Für wen ist das Buch?
Das Buch richtet sich natürlich an jeden Kochprofi und vor allen Dingen an alle Wißbegierigen in Sachen ungewöhnlicher Lebensmittel. Mit diesem Wissen kann man für eine enorme Vergrößerung der eigenen Bandbreite beim Kochen sorgen. Es werden sich die eigenen Grenzen verschieben, hat man denn noch nie den Umgang mit Algenprodukten praktiziert. Man wird sicherlich nicht bei jeder Sorte einen Salto springen, doch gerade die Algen haben ein enormes Potential, viele Gerichte komplett neuartig aussehen und natürlich auch schmecken zu lassen.
Fazit
Die unterschiedliche Dartstellung der authentischen asiatischen Gerichte mit Algen im Vergleich zu dem Hauptrezeptteil hat mich ein wenig irritiert. Auch empfinde ich die Schriftart als ein wenig zu groß dargestellt. Die Rezepte sind allesamt übersichtlich und die Arbeitsschritte dabei Schritt für Schritt mit funktionalen Absätzen getrennt. So kann man gut navigieren auch wenn man den Blick hin und wieder vom Buch nimmt. Die Fotos der eigenen Zubereitungsanleitungen wirken allesamt hochwertig und sind sauber abgebildet.

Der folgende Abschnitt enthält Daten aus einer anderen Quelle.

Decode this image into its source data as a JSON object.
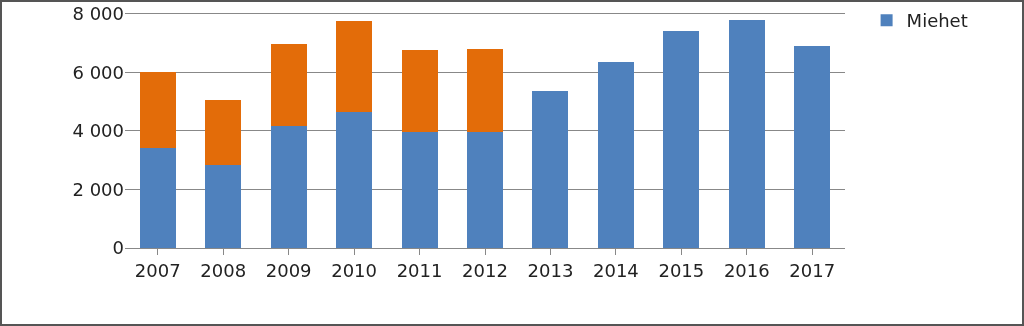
{
  "chart_data": {
    "type": "bar",
    "stacked": true,
    "categories": [
      "2007",
      "2008",
      "2009",
      "2010",
      "2011",
      "2012",
      "2013",
      "2014",
      "2015",
      "2016",
      "2017"
    ],
    "series": [
      {
        "name": "Miehet",
        "color": "#4f81bd",
        "values": [
          3400,
          2850,
          4150,
          4650,
          3950,
          3950,
          5350,
          6350,
          7400,
          7800,
          6900
        ]
      },
      {
        "color": "#e36c09",
        "values": [
          2600,
          2200,
          2800,
          3100,
          2800,
          2850,
          null,
          null,
          null,
          null,
          null
        ]
      }
    ],
    "ylim": [
      0,
      8400
    ],
    "yticks": [
      {
        "value": 0,
        "label": "0"
      },
      {
        "value": 2000,
        "label": "2 000"
      },
      {
        "value": 4000,
        "label": "4 000"
      },
      {
        "value": 6000,
        "label": "6 000"
      },
      {
        "value": 8000,
        "label": "8 000"
      }
    ],
    "grid": "y",
    "legend": "top right"
  }
}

Ganz klar ist es für viele ein Buch mit absolutem Mehrwert, die hochwertige Darstellung und der nicht zu abgedrehte Umgang und Einsatz der Algen lassen mich hier eigentlich nur Worte des Lobes finden. So kann ich mir die Küche der Algen auch sehr gut in privaten Küchen vorstellen. Kaufen!